If there will not be a place like this, then many kids will attack and go into jail, and also, many other kids will be attacked and suffer very much.
A letter from a mother
I am the mother of a 12-year old child who sexually abused a six-year old child.
A year ago, we arrived at the “Center for Prevention and Treatment of Sexual Violence”.
Following an assessment of his level of danger, my son started treatment, which is now close to ending.
When I was a little girl, I was sexually abused myself, and back then the adults around me who knew about this would not let me report this, out of fear of the disgrace to the family.

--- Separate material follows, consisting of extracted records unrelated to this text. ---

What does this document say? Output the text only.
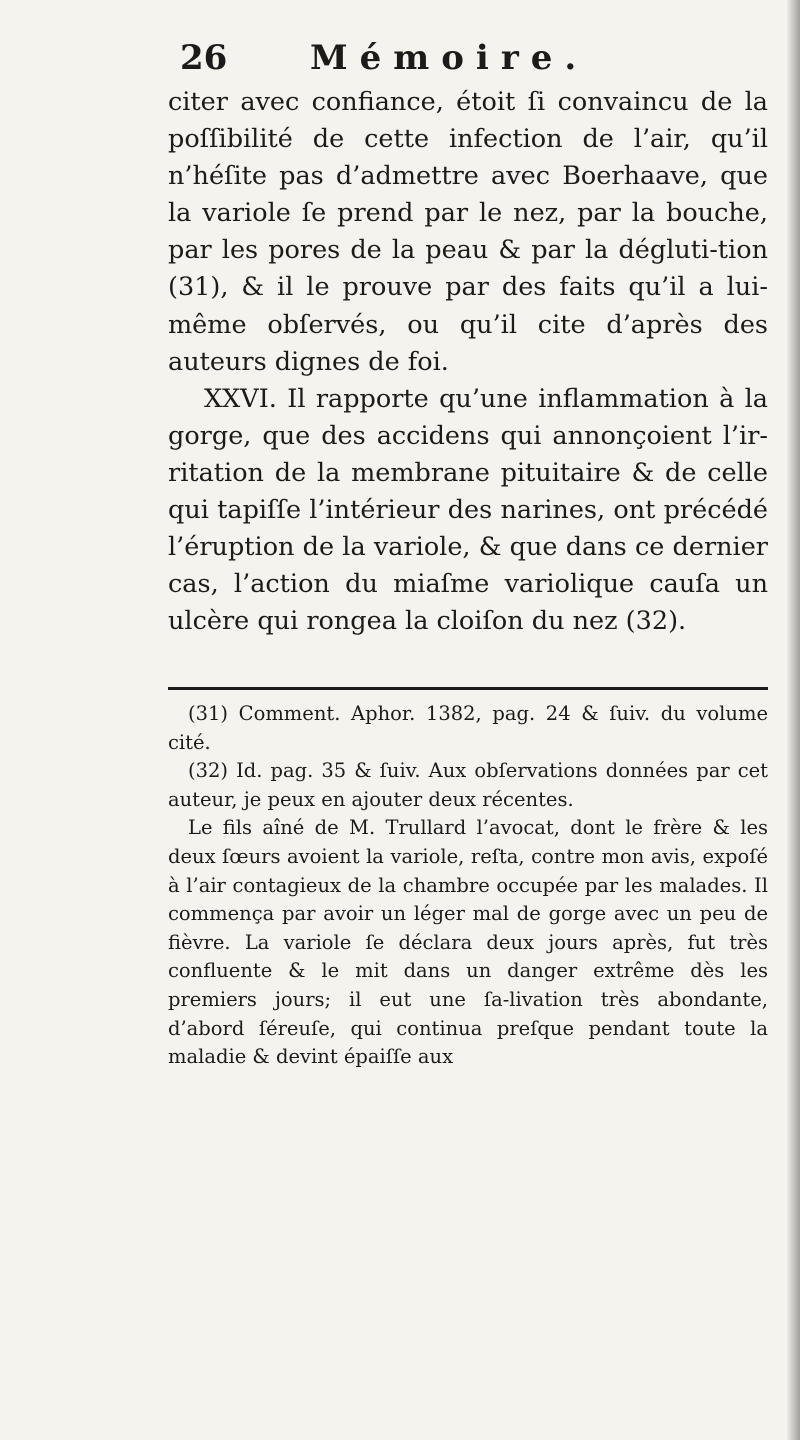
26 Mémoire.

citer avec confiance, étoit ſi convaincu de la poſſibilité de cette infection de l’air, qu’il n’héſite pas d’admettre avec Boerhaave, que la variole ſe prend par le nez, par la bouche, par les pores de la peau & par la dégluti-tion (31), & il le prouve par des faits qu’il a lui-même obſervés, ou qu’il cite d’après des auteurs dignes de foi.

XXVI. Il rapporte qu’une inflammation à la gorge, que des accidens qui annonçoient l’ir-ritation de la membrane pituitaire & de celle qui tapiſſe l’intérieur des narines, ont précédé l’éruption de la variole, & que dans ce dernier cas, l’action du miaſme variolique cauſa un ulcère qui rongea la cloiſon du nez (32).

(31) Comment. Aphor. 1382, pag. 24 & ſuiv. du volume cité.

(32) Id. pag. 35 & ſuiv. Aux obſervations données par cet auteur, je peux en ajouter deux récentes.

Le fils aîné de M. Trullard l’avocat, dont le frère & les deux ſœurs avoient la variole, reſta, contre mon avis, expoſé à l’air contagieux de la chambre occupée par les malades. Il commença par avoir un léger mal de gorge avec un peu de fièvre. La variole ſe déclara deux jours après, fut très confluente & le mit dans un danger extrême dès les premiers jours; il eut une ſa-livation très abondante, d’abord ſéreuſe, qui continua preſque pendant toute la maladie & devint épaiſſe aux
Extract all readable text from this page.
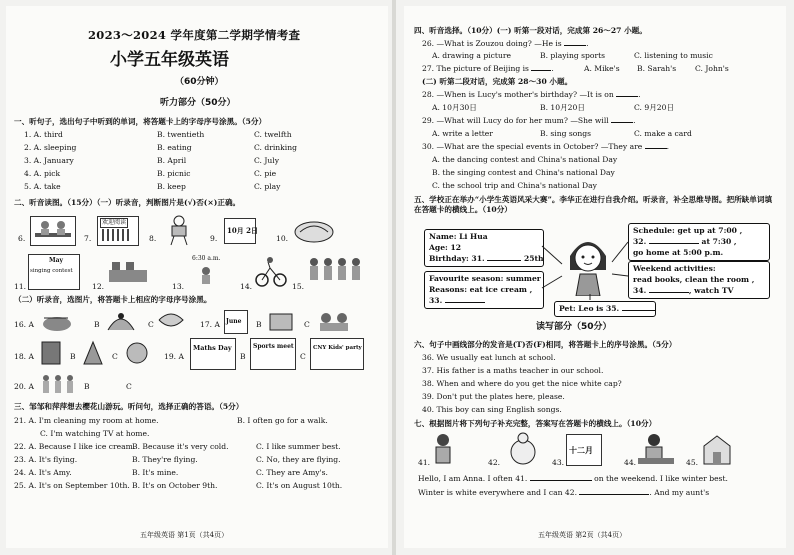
2023～2024 学年度第二学期学情考查
小学五年级英语
（60分钟）
听力部分（50分）
一、听句子，选出句子中听到的单词，将答题卡上的字母序号涂黑。（5分）
1. A. third	B. twentieth	C. twelfth
2. A. sleeping	B. eating	C. drinking
3. A. January	B. April	C. July
4. A. pick	B. picnic	C. pie
5. A. take	B. keep	C. play
二、听音读图。（15分）（一）听录音，判断图片是(√)否(×)正确。
6.	7.
欢迎阅读
8.	9.
10月 2日
10.
11.
May
singing contest
12.	13.
6:30 a.m.
14.	15.
（二）听录音，选图片，将答题卡上相应的字母序号涂黑。
16. A	B	C	17. A June B	C
18. A	B	C	19. A
Maths Day
B
Sports meet
C
CNY Kids' party
20. A	B	C
三、邹邹和萍萍想去樱花山游玩。听问句，选择正确的答语。（5分）
21. A. I'm cleaning my room at home.	B. I often go for a walk.
C. I'm watching TV at home.
22. A. Because I like ice cream.
B. Because it's very cold.	C. I like summer best.
23. A. It's flying.	B. They're flying.	C. No, they are flying.
24. A. It's Amy.	B. It's mine.	C. They are Amy's.
25. A. It's on September 10th. B. It's on October 9th.	C. It's on August 10th.
五年级英语 第1页（共4页）
四、听音选择。（10分）(一) 听第一段对话，完成第 26～27 小题。
26. —What is Zouzou doing? —He is	.
A. drawing a picture	B. playing sports	C. listening to music
27. The picture of Beijing is	.	A. Mike's B. Sarah's C. John's
(二) 听第二段对话，完成第 28～30 小题。
28. —When is Lucy's mother's birthday? —It is on	.
A. 10月30日	B. 10月20日	C. 9月20日
29. —What will Lucy do for her mum? —She will	.
A. write a letter	B. sing songs	C. make a card
30. —What are the special events in October? —They are	.
A. the dancing contest and China's national Day
B. the singing contest and China's national Day
C. the school trip and China's national Day
五、学校正在举办“小学生英语风采大赛”。李华正在进行自我介绍。听录音，补全思维导图。把所缺单词填在答题卡的横线上。（10分）
Name: Li Hua
Age: 12
Birthday: 31.	25th
Favourite season: summer
Reasons: eat ice cream ,
33.
Schedule: get up at 7:00 ,
32.	at 7:30 ,
go home at 5:00 p.m.
Weekend activities:
read books, clean the room ,
34.	, watch TV
Pet: Leo is 35.
读写部分（50分）
六、句子中画线部分的发音是(T)否(F)相同，将答题卡上的序号涂黑。（5分）
36. We usually eat lunch at school.
37. His father is a maths teacher in our school.
38. When and where do you get the nice white cap?
39. Don't put the plates here, please.
40. This boy can sing English songs.
七、根据图片将下列句子补充完整，答案写在答题卡的横线上。（10分）
41.	42.	43.
十二月
44.	45.
Hello, I am Anna. I often 41.	on the weekend. I like winter best.
Winter is white everywhere and I can 42.	. And my aunt's
五年级英语 第2页（共4页）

I was left alone to deal with the pain and trauma, without getting any treatment or psychological support that would allow me to deal with what I’ve gone through. I never complained, and obviously the attacker never got caught and punished, and also never got any treatment that would help him stop attacking.
He hurt me and possibly also other girls.
When I found out that my son was sexually violent with another boy I felt awful- I was full of emotions and bad thoughts, although I tried staying strong and optimistic. I felt fear, anger, and sympathy for the child who got hurt, and also a lot of guilt for not knowing and not watching my son, and allowing him to watch everything he wants on TV (after that I realized that he was watching sex channels on cable TV behind my back).
My son was sexually violent a short while after his father passed away unexpectedly. I was left alone with three little kids and was busy surviving and trying to stay alive and running away from the misery and loneliness. I guess that in my own distress I was not aware enough of my own child, and for that I feel guilty.
Knowing that my son sexually abused another child hit me like thunder and I did not know what to do and how to cope. I felt that, in addition to the already existing difficulties, this thing reopens wounds from the past and makes everything even harder.
I told very few people, and most of the responses were anger at the victim and his family for complaining, and outright statements that the whole issue should be completely ignored.
Because of my past experience, I felt that people should not ignore this issue, and that these issues have to be cured from the roots of the problem, no matter how painful it was- I was not angry at the boy who was attacked because I was once in his situation, and knew exactly what the victim feels like.
It is clear to me that if you do not treat it, it does not stop, and if it does not stop, there are more victims and I know, I have experienced on my own flesh, what it’s like to be a victim.
Today, as my child has almost finished his treatment, I feel that both he and I are beneficiaries. I see what he is getting there and I am even envious of him for having a place like that, where somebody listens to him, and guides him and teaches him how to control himself and his behavior, and also how to express his feelings in a positive way that is not harmful for him and others.
I see improvement in him in all aspects- he is less looking for things that are related to sex on the TV, much calmer, less violent, and no longer keeps his anger inside him because he knows that there is a place where he can say everything without fear, as he is really loved here and people here want the best for him.
I always tried to be optimistic and think positive, because I knew that my child needs me to be strong. It was obvious to me that there was no point in denying it because it can only hurt my child.
Today, I am much more optimistic and feel that at the end of the day, we gained a lot.
Thank you from the bottom of my heart.